München, Juli 1923. Eine Buchhalterin wird mit aufgeschlitzter Kehle in ihrer Wohnung aufgefunden. Als wenig später noch ein verwahrlostes Mädchen ermordet wird, überschlagen sich die Ereignisse. Ein jüdischer Lumpensammler wird gejagt, rechte Kreise machen mobil, und Kommissär Reitmeyer hat alle Hände voll zu tun.
Eine solide Krimistory mit feinem Zeit- und Lokalkolorit. Ich habe mich ertappt, wie ich auf das Auftreten von Kommissär Grandauer gewartet habe. Dass nämlich an allen Ecken und Enden Willy Puruckers grandiose "Löwengrube" durchschimmert, darf sich Angelika Felenda für meine Begriffe durchaus als Kompliment ans Revers heften.

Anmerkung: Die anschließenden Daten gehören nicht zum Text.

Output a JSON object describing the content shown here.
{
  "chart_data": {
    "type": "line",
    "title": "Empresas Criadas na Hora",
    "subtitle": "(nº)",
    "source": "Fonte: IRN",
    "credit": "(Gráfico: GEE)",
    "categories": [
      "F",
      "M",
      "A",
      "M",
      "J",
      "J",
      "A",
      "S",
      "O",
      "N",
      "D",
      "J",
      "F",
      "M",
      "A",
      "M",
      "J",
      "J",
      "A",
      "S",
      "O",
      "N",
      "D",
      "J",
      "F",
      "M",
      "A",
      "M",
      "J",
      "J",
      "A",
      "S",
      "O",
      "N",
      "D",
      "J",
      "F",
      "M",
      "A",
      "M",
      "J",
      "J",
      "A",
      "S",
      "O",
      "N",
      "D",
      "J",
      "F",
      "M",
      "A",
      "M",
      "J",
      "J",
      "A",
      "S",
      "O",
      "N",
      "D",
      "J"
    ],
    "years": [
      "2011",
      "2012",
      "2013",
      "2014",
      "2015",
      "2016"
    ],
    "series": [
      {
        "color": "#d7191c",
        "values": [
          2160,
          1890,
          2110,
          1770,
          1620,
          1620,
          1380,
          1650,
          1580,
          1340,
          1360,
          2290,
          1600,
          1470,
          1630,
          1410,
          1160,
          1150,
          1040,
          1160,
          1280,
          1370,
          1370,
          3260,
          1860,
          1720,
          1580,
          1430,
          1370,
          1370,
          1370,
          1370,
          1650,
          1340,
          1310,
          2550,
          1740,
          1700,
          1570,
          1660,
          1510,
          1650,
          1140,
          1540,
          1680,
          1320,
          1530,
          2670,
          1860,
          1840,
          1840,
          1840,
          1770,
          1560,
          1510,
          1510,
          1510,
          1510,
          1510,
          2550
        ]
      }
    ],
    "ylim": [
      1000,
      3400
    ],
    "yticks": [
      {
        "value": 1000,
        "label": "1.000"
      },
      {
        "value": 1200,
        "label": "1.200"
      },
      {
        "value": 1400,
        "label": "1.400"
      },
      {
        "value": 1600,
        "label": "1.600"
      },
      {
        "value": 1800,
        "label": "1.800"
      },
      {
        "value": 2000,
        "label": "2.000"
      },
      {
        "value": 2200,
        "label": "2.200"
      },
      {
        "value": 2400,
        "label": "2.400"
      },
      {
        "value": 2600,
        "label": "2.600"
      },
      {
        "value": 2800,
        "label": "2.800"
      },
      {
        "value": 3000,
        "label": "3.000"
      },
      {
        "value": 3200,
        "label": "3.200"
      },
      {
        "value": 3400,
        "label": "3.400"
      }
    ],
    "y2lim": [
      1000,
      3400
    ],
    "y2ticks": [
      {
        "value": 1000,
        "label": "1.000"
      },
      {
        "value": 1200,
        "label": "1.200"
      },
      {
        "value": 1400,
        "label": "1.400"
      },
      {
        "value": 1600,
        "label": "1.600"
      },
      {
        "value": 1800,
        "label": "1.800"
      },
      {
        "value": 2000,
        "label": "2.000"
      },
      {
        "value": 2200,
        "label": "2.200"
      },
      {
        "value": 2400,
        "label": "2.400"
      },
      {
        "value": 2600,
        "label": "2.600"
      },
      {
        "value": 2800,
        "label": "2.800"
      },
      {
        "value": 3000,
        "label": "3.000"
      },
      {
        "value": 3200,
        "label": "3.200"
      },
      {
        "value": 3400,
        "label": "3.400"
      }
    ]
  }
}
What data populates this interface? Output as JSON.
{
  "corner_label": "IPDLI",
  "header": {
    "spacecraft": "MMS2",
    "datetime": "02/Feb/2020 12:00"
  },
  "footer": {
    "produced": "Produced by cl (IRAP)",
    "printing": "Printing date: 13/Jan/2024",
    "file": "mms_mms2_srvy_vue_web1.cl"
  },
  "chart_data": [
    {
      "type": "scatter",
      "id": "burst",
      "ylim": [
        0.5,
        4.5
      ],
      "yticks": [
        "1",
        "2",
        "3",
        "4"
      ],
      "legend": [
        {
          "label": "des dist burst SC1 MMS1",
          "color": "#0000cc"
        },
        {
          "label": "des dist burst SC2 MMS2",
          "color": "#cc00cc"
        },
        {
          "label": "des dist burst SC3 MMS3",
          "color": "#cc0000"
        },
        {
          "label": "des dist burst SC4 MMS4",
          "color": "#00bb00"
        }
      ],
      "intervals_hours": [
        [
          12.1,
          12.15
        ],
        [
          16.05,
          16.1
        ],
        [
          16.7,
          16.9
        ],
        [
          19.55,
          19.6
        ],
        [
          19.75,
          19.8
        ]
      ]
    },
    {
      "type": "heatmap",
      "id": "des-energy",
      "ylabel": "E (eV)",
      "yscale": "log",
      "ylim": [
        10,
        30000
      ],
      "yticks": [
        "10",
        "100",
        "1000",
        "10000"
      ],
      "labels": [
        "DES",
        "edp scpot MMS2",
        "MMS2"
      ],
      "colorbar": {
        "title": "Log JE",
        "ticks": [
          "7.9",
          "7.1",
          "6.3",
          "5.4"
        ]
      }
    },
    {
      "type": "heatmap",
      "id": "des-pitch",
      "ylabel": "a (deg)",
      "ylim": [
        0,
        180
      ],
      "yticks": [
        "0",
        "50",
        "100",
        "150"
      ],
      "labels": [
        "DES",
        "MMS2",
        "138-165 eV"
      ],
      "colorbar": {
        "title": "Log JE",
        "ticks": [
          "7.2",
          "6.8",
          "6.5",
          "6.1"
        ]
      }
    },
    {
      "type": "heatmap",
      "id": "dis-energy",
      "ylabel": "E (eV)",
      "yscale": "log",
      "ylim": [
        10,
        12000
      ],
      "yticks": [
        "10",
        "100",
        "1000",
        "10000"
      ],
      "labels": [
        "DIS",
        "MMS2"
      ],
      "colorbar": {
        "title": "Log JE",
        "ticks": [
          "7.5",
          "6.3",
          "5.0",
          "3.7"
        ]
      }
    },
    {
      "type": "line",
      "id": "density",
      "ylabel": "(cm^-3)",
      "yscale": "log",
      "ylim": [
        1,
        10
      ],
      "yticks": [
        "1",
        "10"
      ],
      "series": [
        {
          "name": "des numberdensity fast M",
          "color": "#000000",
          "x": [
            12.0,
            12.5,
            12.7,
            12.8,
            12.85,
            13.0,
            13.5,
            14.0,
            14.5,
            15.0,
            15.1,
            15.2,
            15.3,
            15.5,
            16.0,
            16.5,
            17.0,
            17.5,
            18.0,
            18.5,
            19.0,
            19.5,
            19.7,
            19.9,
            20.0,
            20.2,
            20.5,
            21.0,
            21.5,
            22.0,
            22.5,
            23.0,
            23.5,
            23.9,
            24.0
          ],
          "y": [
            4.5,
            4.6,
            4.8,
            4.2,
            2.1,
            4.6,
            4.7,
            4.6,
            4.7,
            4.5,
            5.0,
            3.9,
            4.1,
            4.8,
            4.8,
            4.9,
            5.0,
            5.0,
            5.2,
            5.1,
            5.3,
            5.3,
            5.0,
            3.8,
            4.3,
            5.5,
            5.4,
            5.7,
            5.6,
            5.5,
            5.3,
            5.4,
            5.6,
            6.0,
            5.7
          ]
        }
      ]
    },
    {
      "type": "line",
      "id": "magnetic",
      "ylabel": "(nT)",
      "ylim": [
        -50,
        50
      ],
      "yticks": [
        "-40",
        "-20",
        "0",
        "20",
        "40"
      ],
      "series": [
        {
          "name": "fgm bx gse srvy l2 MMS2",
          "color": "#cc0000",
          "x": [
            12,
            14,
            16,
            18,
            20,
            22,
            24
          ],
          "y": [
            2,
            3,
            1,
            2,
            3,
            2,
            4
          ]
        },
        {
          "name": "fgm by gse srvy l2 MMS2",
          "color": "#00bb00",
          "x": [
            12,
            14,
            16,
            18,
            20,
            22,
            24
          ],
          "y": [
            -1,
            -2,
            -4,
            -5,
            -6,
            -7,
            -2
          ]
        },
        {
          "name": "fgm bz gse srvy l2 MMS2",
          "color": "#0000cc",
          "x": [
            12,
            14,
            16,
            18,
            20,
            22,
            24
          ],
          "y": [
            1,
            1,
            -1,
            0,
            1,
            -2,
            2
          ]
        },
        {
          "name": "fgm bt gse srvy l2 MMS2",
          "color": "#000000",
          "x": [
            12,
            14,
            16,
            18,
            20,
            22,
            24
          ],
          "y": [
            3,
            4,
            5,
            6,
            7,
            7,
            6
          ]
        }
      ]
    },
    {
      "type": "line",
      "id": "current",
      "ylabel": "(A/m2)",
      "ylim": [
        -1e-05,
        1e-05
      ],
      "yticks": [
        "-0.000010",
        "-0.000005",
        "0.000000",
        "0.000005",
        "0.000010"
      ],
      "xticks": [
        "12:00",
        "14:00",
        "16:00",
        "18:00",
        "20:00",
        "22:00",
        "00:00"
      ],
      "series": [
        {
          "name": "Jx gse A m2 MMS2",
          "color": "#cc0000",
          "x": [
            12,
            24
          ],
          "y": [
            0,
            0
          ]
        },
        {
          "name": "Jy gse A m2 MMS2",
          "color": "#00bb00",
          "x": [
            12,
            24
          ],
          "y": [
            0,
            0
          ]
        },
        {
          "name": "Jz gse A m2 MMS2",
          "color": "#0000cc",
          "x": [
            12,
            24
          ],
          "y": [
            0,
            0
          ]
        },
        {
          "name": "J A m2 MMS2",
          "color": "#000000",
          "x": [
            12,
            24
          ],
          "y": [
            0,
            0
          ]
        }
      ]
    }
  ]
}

Für Leser_innen, die mit den Umständen der Zeit vertraut sind, wir vielleicht ein kleines Bisschen zu viel erklärt (das bekommt Volker Kutscher mit seinen Krimis irgendwie eleganter hin), aber dem Lesespaß tuts keinen Abbruch. Ich werde mir weitere Bände der Reihe gönnen, das steht fest.